Microstructure and adhesion strength of Sn–9Zn–1.5Ag–xBi (x = 0 wt% and 2 wt%)/Cu after electrochemical polarization in a 3.5 wt% NaCl solution

The microstructure and adhesion strength of the Sn–9Zn–1.5Ag–xBi (x = 0 wt% and 2 wt%)/Cu interface after electrochemical polarization have been studied by X-ray diffraction (XRD), scanning electron microscopy (SEM) and pull-off testing. The equilibrium potentials of Sn–9Zn–1.5Ag/Cu and Sn–9Zn–1.5Ag–2Bi/Cu are −1.31 Vsce and −1.22 Vsce, respectively, indicating that Sn–9Zn–1.5Ag–2Bi/Cu has a better corrosion resistance than that of Sn–9Zn–1.5Ag/Cu. The intermetallic compounds of Cu6Sn5, Cu5Zn8 and Ag3Sn are formed at the soldered interface between the Sn–9Zn–1.5Ag–xBi solder alloy and the Cu substrate. The scallop-shaped Cu6Sn5 is close to the Cu substrate and the scallop-shaped Cu5Zn8 is found at the interface in the solder matrix after soldering at 250 °C for 10 s.

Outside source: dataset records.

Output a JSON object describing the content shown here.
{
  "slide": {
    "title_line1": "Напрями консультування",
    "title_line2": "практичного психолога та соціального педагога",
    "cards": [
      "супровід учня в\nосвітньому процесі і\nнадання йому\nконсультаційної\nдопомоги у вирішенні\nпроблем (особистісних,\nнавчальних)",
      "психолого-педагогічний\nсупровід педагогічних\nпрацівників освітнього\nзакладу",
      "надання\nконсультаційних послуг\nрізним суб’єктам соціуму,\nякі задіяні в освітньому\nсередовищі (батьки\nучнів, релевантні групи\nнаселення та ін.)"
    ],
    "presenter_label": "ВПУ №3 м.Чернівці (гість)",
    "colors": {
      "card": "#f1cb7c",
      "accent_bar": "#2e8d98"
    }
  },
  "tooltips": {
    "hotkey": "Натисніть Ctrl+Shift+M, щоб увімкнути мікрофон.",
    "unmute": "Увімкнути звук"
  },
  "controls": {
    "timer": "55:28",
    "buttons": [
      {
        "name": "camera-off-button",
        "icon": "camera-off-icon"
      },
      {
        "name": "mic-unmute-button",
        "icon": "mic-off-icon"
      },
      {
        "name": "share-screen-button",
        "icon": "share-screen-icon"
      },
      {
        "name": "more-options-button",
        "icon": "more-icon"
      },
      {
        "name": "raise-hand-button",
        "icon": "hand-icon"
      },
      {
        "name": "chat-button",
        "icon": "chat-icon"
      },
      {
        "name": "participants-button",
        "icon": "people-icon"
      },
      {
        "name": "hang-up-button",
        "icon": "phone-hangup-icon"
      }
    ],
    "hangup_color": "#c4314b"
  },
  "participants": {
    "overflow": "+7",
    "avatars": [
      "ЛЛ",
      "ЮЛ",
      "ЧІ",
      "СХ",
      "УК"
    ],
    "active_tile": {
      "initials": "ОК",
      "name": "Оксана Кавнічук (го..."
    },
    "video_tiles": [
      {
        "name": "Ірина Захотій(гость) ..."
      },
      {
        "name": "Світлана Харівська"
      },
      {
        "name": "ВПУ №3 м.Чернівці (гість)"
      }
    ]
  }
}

The corrosion products are ZnCl2, SnCl2 and ZnO. On the other hand, pits are also formed on the surface of both solder alloys. The interfacial adhesion strength of the Sn–9Zn–1.5Ag/Cu and Sn–9Zn–1.5Ag–2Bi/Cu decreases from 8.27 ± 0.56 MPa and 12.67 ± 0.45 MPa to 4.78 ± 0.45 MPa and 8.14 ± 0.38 MPa, respectively, after electrochemical polarization in a 3.5 wt% NaCl solution. The fracture path of the Sn–9Zn–1.5Ag–2Bi/Cu is along the solder alloy/ZnO and solder/Cu6Sn5 interfaces.